Mere coincidence, Samson told himself fiercely, coincidence and no more. How could one foolish oath have power over the sea? Yet still he felt the uneasiness prickle beneath the collar of his shirt, an uneasiness that was perilously close to fear.
"A most grand wish, Zach," he said again, though even to his own ears the brash words now sounded hollow. "Grand enough not to have a prayer of coming true, eh?"
"Nay, Sam, stop," said Zach quickly, his eyes wide as he, too, stared up at the moon. Behind him one of the men at the oars raised a hand to cross himself. "Don't do this. 'Tis wrong to make such vows, even in jest, and you know it."
But Samson shook his head, determinedly turning his back on that glowing witch of a moon. Damnation, he was a rational Englishman, a Massachusetts-man, his own master, not some superstitious heathen who'd cower and quake before a pack of wayward clouds. With a great effort, he forced himself to laugh.
"You are right, cousin, right to stop me," he declared. "This perfect woman I wish for must be a rare beauty in the bargain. I'll mark that down here on my list, after 'honorable'."

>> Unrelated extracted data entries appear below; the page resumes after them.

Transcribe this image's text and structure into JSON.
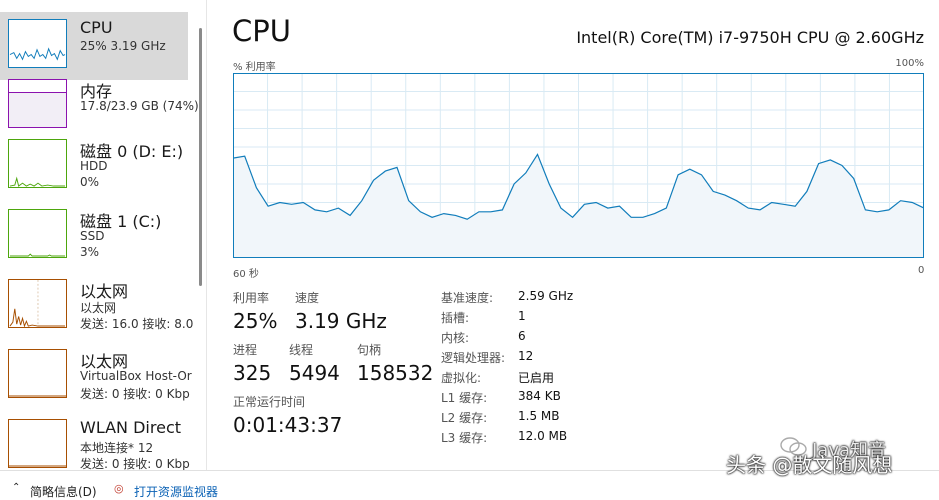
{
  "sidebar": {
    "items": [
      {
        "title": "CPU",
        "line1": "25% 3.19 GHz",
        "line2": "",
        "color": "#117dbb"
      },
      {
        "title": "内存",
        "line1": "17.8/23.9 GB (74%)",
        "line2": "",
        "color": "#8b12ae"
      },
      {
        "title": "磁盘 0 (D: E:)",
        "line1": "HDD",
        "line2": "0%",
        "color": "#4da60c"
      },
      {
        "title": "磁盘 1 (C:)",
        "line1": "SSD",
        "line2": "3%",
        "color": "#4da60c"
      },
      {
        "title": "以太网",
        "line1": "以太网",
        "line2": "发送: 16.0  接收: 8.0",
        "color": "#a74f01"
      },
      {
        "title": "以太网",
        "line1": "VirtualBox Host-Or",
        "line2": "发送: 0  接收: 0 Kbp",
        "color": "#a74f01"
      },
      {
        "title": "WLAN Direct",
        "line1": "本地连接* 12",
        "line2": "发送: 0  接收: 0 Kbp",
        "color": "#a74f01"
      }
    ]
  },
  "header": {
    "title": "CPU",
    "model": "Intel(R) Core(TM) i7-9750H CPU @ 2.60GHz"
  },
  "graph": {
    "util_label": "% 利用率",
    "max_label": "100%",
    "time_left": "60 秒",
    "time_right": "0",
    "line_color": "#117dbb",
    "grid_color": "#d9eaf4",
    "fill_color": "#f1f6fa",
    "values": [
      54,
      55,
      38,
      28,
      30,
      29,
      30,
      26,
      25,
      27,
      23,
      31,
      42,
      47,
      49,
      31,
      25,
      22,
      24,
      23,
      21,
      25,
      25,
      26,
      40,
      46,
      56,
      40,
      27,
      22,
      29,
      30,
      27,
      28,
      22,
      22,
      24,
      27,
      45,
      48,
      45,
      36,
      34,
      31,
      27,
      26,
      30,
      29,
      28,
      36,
      51,
      53,
      50,
      43,
      26,
      25,
      26,
      31,
      30,
      27
    ]
  },
  "stats": {
    "utilization": {
      "label": "利用率",
      "value": "25%"
    },
    "speed": {
      "label": "速度",
      "value": "3.19 GHz"
    },
    "processes": {
      "label": "进程",
      "value": "325"
    },
    "threads": {
      "label": "线程",
      "value": "5494"
    },
    "handles": {
      "label": "句柄",
      "value": "158532"
    },
    "uptime": {
      "label": "正常运行时间",
      "value": "0:01:43:37"
    }
  },
  "specs": [
    {
      "key": "基准速度:",
      "value": "2.59 GHz"
    },
    {
      "key": "插槽:",
      "value": "1"
    },
    {
      "key": "内核:",
      "value": "6"
    },
    {
      "key": "逻辑处理器:",
      "value": "12"
    },
    {
      "key": "虚拟化:",
      "value": "已启用"
    },
    {
      "key": "L1 缓存:",
      "value": "384 KB"
    },
    {
      "key": "L2 缓存:",
      "value": "1.5 MB"
    },
    {
      "key": "L3 缓存:",
      "value": "12.0 MB"
    }
  ],
  "footer": {
    "fewer_details": "简略信息(D)",
    "open_monitor": "打开资源监视器"
  },
  "watermark": {
    "top": "Java知音",
    "bottom": "头条 @散文随风想"
  }
}
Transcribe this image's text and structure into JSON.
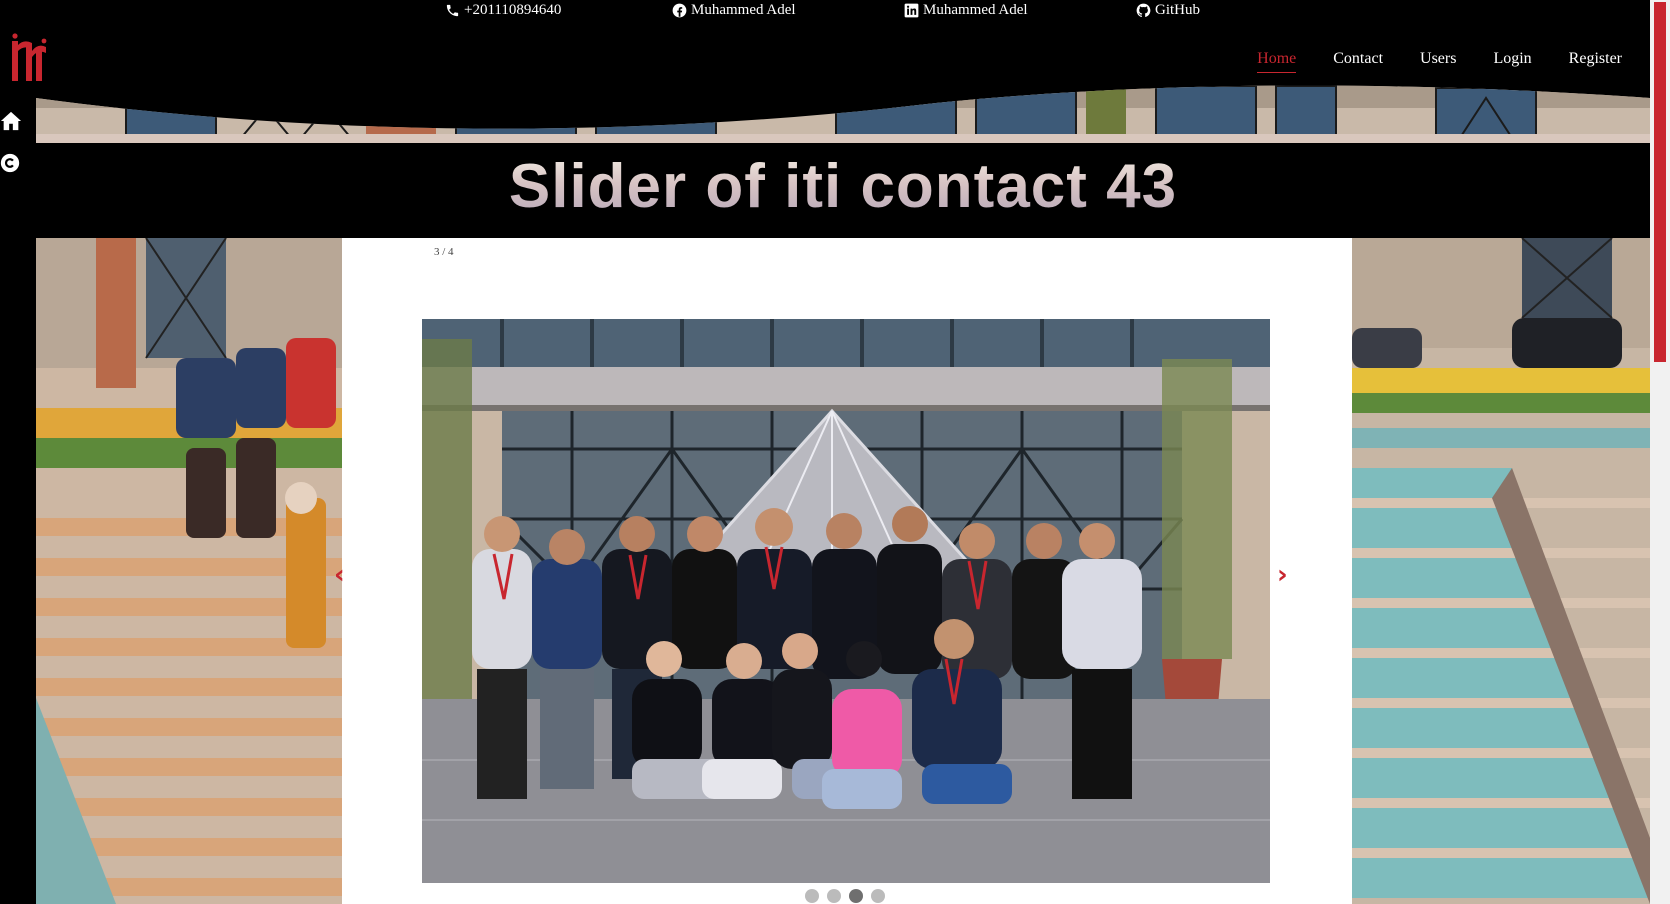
{
  "topbar": {
    "phone": "+201110894640",
    "facebook": "Muhammed Adel",
    "linkedin": "Muhammed Adel",
    "github": "GitHub"
  },
  "nav": {
    "items": [
      "Home",
      "Contact",
      "Users",
      "Login",
      "Register"
    ],
    "active": "Home"
  },
  "title": "Slider of iti contact 43",
  "slider": {
    "counter": "3 / 4",
    "prev": "‹",
    "next": "›",
    "total_slides": 4,
    "current_slide": 3
  },
  "colors": {
    "accent": "#c8262f",
    "background": "#000000",
    "text": "#ffffff"
  },
  "icons": [
    "phone-icon",
    "facebook-icon",
    "linkedin-icon",
    "github-icon",
    "home-icon",
    "copyright-icon",
    "iti-logo"
  ]
}
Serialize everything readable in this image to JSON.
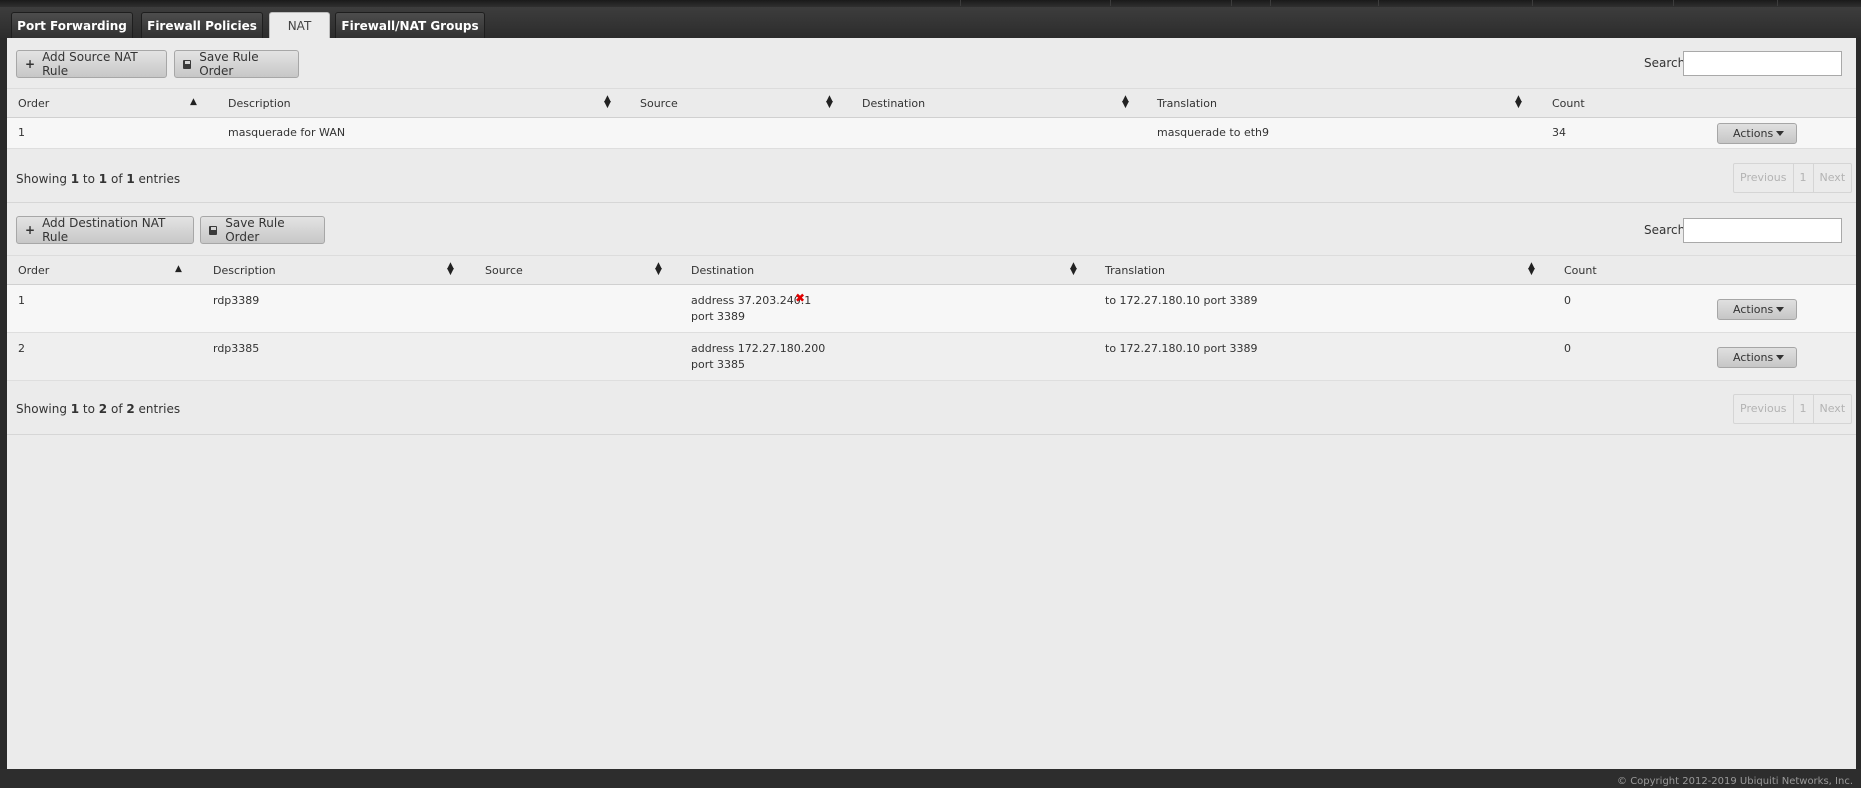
{
  "tabs": [
    {
      "label": "Port Forwarding"
    },
    {
      "label": "Firewall Policies"
    },
    {
      "label": "NAT"
    },
    {
      "label": "Firewall/NAT Groups"
    }
  ],
  "source_nat": {
    "add_button": "Add Source NAT Rule",
    "save_button": "Save Rule Order",
    "search_label": "Search",
    "search_value": "",
    "columns": [
      "Order",
      "Description",
      "Source",
      "Destination",
      "Translation",
      "Count"
    ],
    "rows": [
      {
        "order": "1",
        "description": "masquerade for WAN",
        "source": "",
        "destination": "",
        "translation": "masquerade to eth9",
        "count": "34",
        "actions": "Actions"
      }
    ],
    "showing_prefix": "Showing ",
    "showing_from": "1",
    "showing_to_word": " to ",
    "showing_to": "1",
    "showing_of_word": " of ",
    "showing_total": "1",
    "showing_suffix": " entries",
    "pager": {
      "previous": "Previous",
      "page": "1",
      "next": "Next"
    }
  },
  "destination_nat": {
    "add_button": "Add Destination NAT Rule",
    "save_button": "Save Rule Order",
    "search_label": "Search",
    "search_value": "",
    "columns": [
      "Order",
      "Description",
      "Source",
      "Destination",
      "Translation",
      "Count"
    ],
    "rows": [
      {
        "order": "1",
        "description": "rdp3389",
        "source": "",
        "destination_line1": "address 37.203.240.1",
        "destination_line2": "port 3389",
        "translation": "to 172.27.180.10 port 3389",
        "count": "0",
        "actions": "Actions"
      },
      {
        "order": "2",
        "description": "rdp3385",
        "source": "",
        "destination_line1": "address 172.27.180.200",
        "destination_line2": "port 3385",
        "translation": "to 172.27.180.10 port 3389",
        "count": "0",
        "actions": "Actions"
      }
    ],
    "showing_prefix": "Showing ",
    "showing_from": "1",
    "showing_to_word": " to ",
    "showing_to": "2",
    "showing_of_word": " of ",
    "showing_total": "2",
    "showing_suffix": " entries",
    "pager": {
      "previous": "Previous",
      "page": "1",
      "next": "Next"
    }
  },
  "footer": {
    "copyright": "© Copyright 2012-2019 Ubiquiti Networks, Inc."
  },
  "colors": {
    "panel_bg": "#ebebeb",
    "chrome_dark": "#2a2a2a",
    "redaction": "#e00000"
  }
}
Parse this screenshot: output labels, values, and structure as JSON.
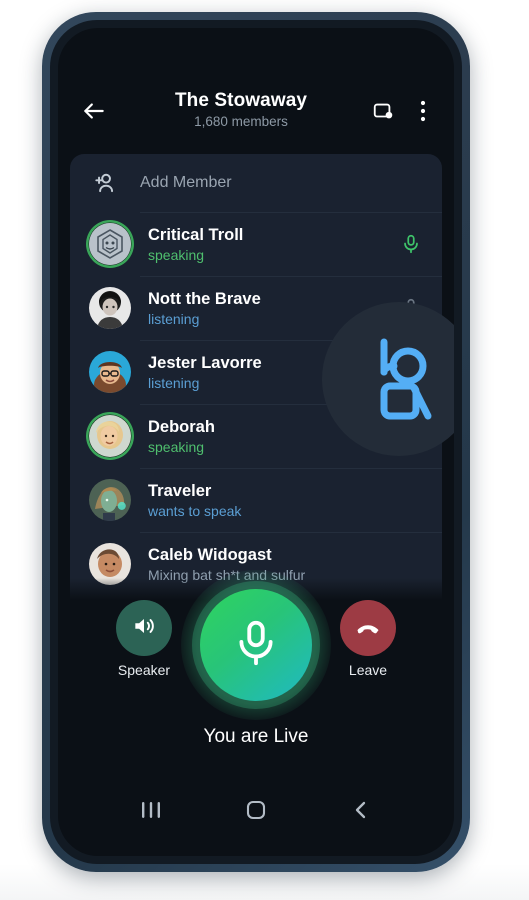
{
  "app": {
    "screen_name": "Voice Chat",
    "background_color": "#0b1016",
    "accent_green": "#4fbf6e",
    "accent_blue": "#5b9fd4",
    "leave_color": "#9d3b44",
    "speaker_color": "#2c6355"
  },
  "header": {
    "back_icon": "back-arrow-icon",
    "title": "The Stowaway",
    "subtitle": "1,680 members",
    "screen_share_icon": "screen-share-icon",
    "overflow_icon": "more-vertical-icon"
  },
  "add_member": {
    "icon": "add-person-icon",
    "label": "Add Member"
  },
  "members": [
    {
      "name": "Critical Troll",
      "status": "speaking",
      "status_type": "speaking",
      "mic_icon": "microphone-icon",
      "mic_state": "active",
      "avatar": "d20-die-logo",
      "ring": "speaking"
    },
    {
      "name": "Nott the Brave",
      "status": "listening",
      "status_type": "listening",
      "mic_icon": "microphone-icon",
      "mic_state": "muted",
      "avatar": "photo-portrait-grayscale",
      "ring": "none"
    },
    {
      "name": "Jester Lavorre",
      "status": "listening",
      "status_type": "listening",
      "mic_icon": "microphone-icon",
      "mic_state": "muted",
      "avatar": "photo-portrait-glasses",
      "ring": "none"
    },
    {
      "name": "Deborah",
      "status": "speaking",
      "status_type": "speaking",
      "mic_icon": "",
      "mic_state": "none",
      "avatar": "photo-portrait-blonde",
      "ring": "speaking"
    },
    {
      "name": "Traveler",
      "status": "wants to speak",
      "status_type": "wants",
      "mic_icon": "",
      "mic_state": "none",
      "avatar": "illustration-green-figure",
      "ring": "none"
    },
    {
      "name": "Caleb Widogast",
      "status": "Mixing bat sh*t and sulfur",
      "status_type": "plain",
      "mic_icon": "",
      "mic_state": "none",
      "avatar": "photo-portrait-man",
      "ring": "none"
    }
  ],
  "overlay": {
    "icon": "raise-hand-icon",
    "icon_color": "#54aef5",
    "bubble_color": "#232c38"
  },
  "controls": {
    "speaker_label": "Speaker",
    "speaker_icon": "speaker-volume-icon",
    "mic_icon": "microphone-icon",
    "leave_label": "Leave",
    "leave_icon": "hangup-phone-icon",
    "live_text": "You are Live"
  },
  "navbar": {
    "recents_icon": "recents-icon",
    "home_icon": "home-icon",
    "back_icon": "nav-back-icon"
  }
}
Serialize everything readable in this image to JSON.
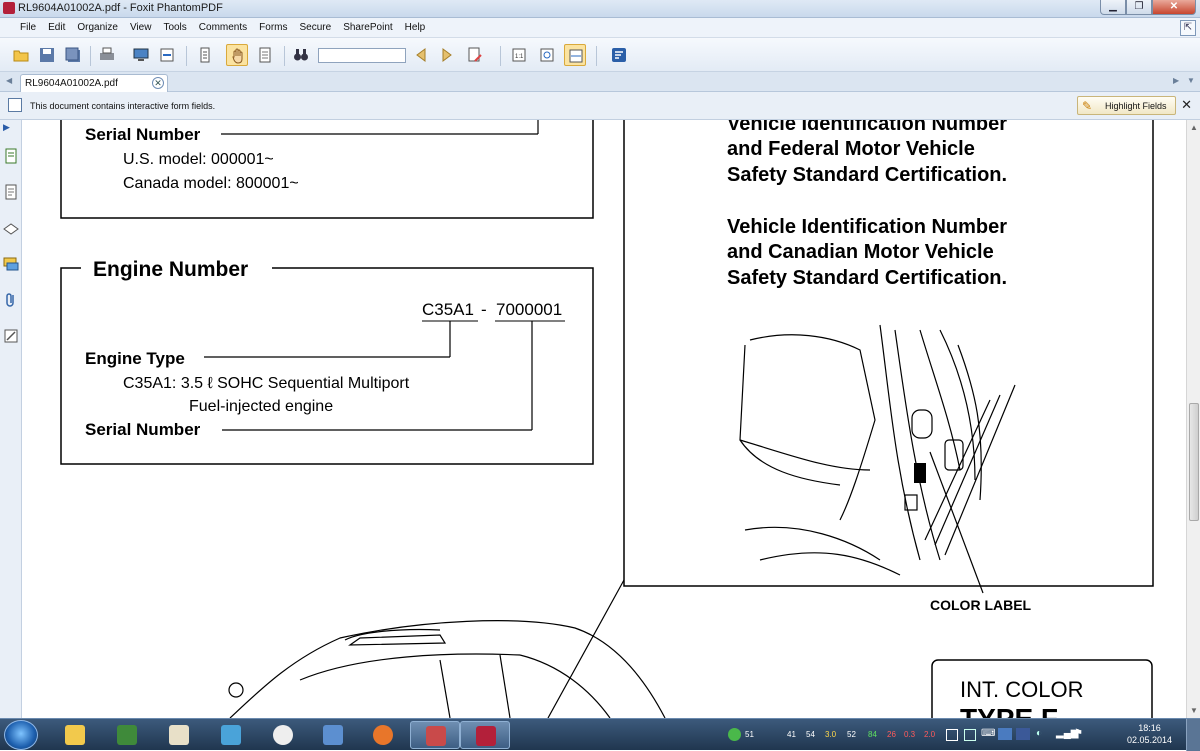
{
  "window": {
    "title": "RL9604A01002A.pdf - Foxit PhantomPDF",
    "minimize": "▁",
    "maximize": "❐",
    "close": "✕"
  },
  "menu": {
    "items": [
      "File",
      "Edit",
      "Organize",
      "View",
      "Tools",
      "Comments",
      "Forms",
      "Secure",
      "SharePoint",
      "Help"
    ],
    "expand_icon": "⇱"
  },
  "toolbar": {
    "search_value": ""
  },
  "tab": {
    "label": "RL9604A01002A.pdf",
    "close": "✕"
  },
  "infobar": {
    "message": "This document contains interactive form fields.",
    "highlight_label": "Highlight Fields",
    "close": "✕"
  },
  "document": {
    "top_box": {
      "serial_label": "Serial Number",
      "us_model": "U.S. model: 000001~",
      "canada_model": "Canada model: 800001~"
    },
    "engine_box": {
      "heading": "Engine Number",
      "code_part1": "C35A1",
      "code_dash": "-",
      "code_part2": "7000001",
      "engine_type_label": "Engine Type",
      "engine_desc_line1": "C35A1: 3.5 ℓ SOHC Sequential Multiport",
      "engine_desc_line2": "Fuel-injected engine",
      "serial_label": "Serial Number"
    },
    "vin_box": {
      "line1": "Vehicle Identification Number",
      "line2": "and Federal Motor Vehicle",
      "line3": "Safety Standard Certification.",
      "line4": "Vehicle Identification Number",
      "line5": "and Canadian Motor Vehicle",
      "line6": "Safety Standard Certification."
    },
    "color_label": "COLOR LABEL",
    "int_color": "INT. COLOR",
    "type_text": "TYPE F"
  },
  "taskbar": {
    "tray_numbers": [
      "51",
      "41",
      "54",
      "3.0",
      "52",
      "84",
      "26",
      "0.3",
      "2.0"
    ],
    "tray_colors": [
      "#ffffff",
      "#ffffff",
      "#ffffff",
      "#ffd84a",
      "#ffffff",
      "#5fe05f",
      "#ff5a5a",
      "#ff5a5a",
      "#ff5a5a"
    ],
    "time": "18:16",
    "date": "02.05.2014"
  }
}
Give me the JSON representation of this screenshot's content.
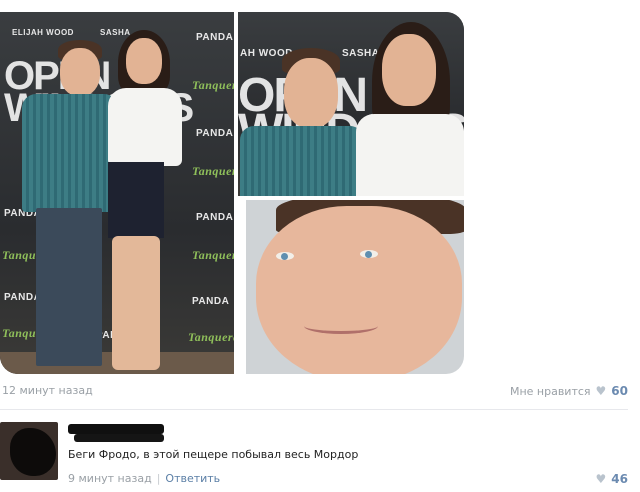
{
  "post": {
    "photos": {
      "left": {
        "sponsor_top_1": "ELIJAH WOOD",
        "sponsor_top_2": "SASHA",
        "brand_panda": "PANDA",
        "brand_tanqueray": "Tanqueray",
        "big_title": "OPEN\nWINDOWS"
      },
      "top_right": {
        "sponsor_top_1": "AH WOOD",
        "sponsor_top_2": "SASHA",
        "big_title": "OPEN\nWINDOWS"
      }
    },
    "time": "12 минут назад",
    "like_label": "Мне нравится",
    "like_count": "60"
  },
  "comment": {
    "text": "Беги Фродо, в этой пещере побывал весь Мордор",
    "time": "9 минут назад",
    "reply_label": "Ответить",
    "like_count": "46"
  },
  "icons": {
    "heart": "heart-icon"
  },
  "colors": {
    "link": "#5b7fa6",
    "like_count": "#6b8ab0",
    "meta": "#9aa0a6"
  }
}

He twisted the paper into a tight little scroll and stuffed it down the neck of the empty rum bottle, wedging the cork in tight to seal it. As he did, the tall, dark shadow of the Morning Star loomed beside them, the boat bumping gently against the brig's side. Samson seized the guide-rope that hung from the rail, braced his feet, and clambered easily up the side to the deck. In three long strides he'd crossed to the bow, ignoring the startled looks of the handful of crewmen on watch.
"Here, Zach, here," he ordered, his voice booming effortlessly over the water as his cousin hurried to join him. He was master now, master of his ship and the lives of those who sailed with him, and the knowledge r enewed his confidence. Moon, hah! This was the Caribbean, with weather as changeable as a whim. Besides, all he really wanted to do was set his cousin on a steadier course, with a dramatic gesture the boy wouldn't soon forget. Where was the sin in that?
He swept the bottle through the air, encompassing the harbor, the sleeping town, even that infernal moon. "There! Even with all this as my witness, you'll see how empty such wishes for women will be!"
Before Zach could protest again, Samson hurled the bottle as far as he could, far out over the bowsprit and into the water. It bobbed there for a moment, the neck spinning gently in the moonlight, then vanished down below the glassy surface so abruptly that it seemed almost to have been pulled from beneath by an unseen hand.
Samson frowned. A corked and empty bottle should float, not sink.
"Oh, hell," he muttered, all too aware of how every other man on the deck was holding his breath in anticipation, or dread, or fear, or maybe all three. "It's not natural for a bottle to -- "
But his words were torn away by a gust of wind so strong and so sudden that he had to grab at the foremast to keep from being swept over the side. Even with all her sails still furled tight for port, the Morning Star heeled before the wind's force, her timbers groaning in protest as she tugged hard against her anchor.
He squinted back over the water, struggling vainly one last time to spot the bottle in the wind-whipped waves. Yet the churning waves were empty, the brilliant moon still there to taunt him for his rash words.
Damnation, he would not be cowed! He would claim this wind as his, and tame it for his own purposes. None had ever dared question his courage or his wisdom before this. He'd no intention of letting them start now. He'd give orders for the Morning Star to sail at once, and with such a wind to carry them they'd be clear of Barbadoes by daybreak. He'd prove to his men once and for all that he wouldn't quiver before superstition and a wayward moon.
And that idle, fool's wish of his could just as soon go to the Devil where it belonged.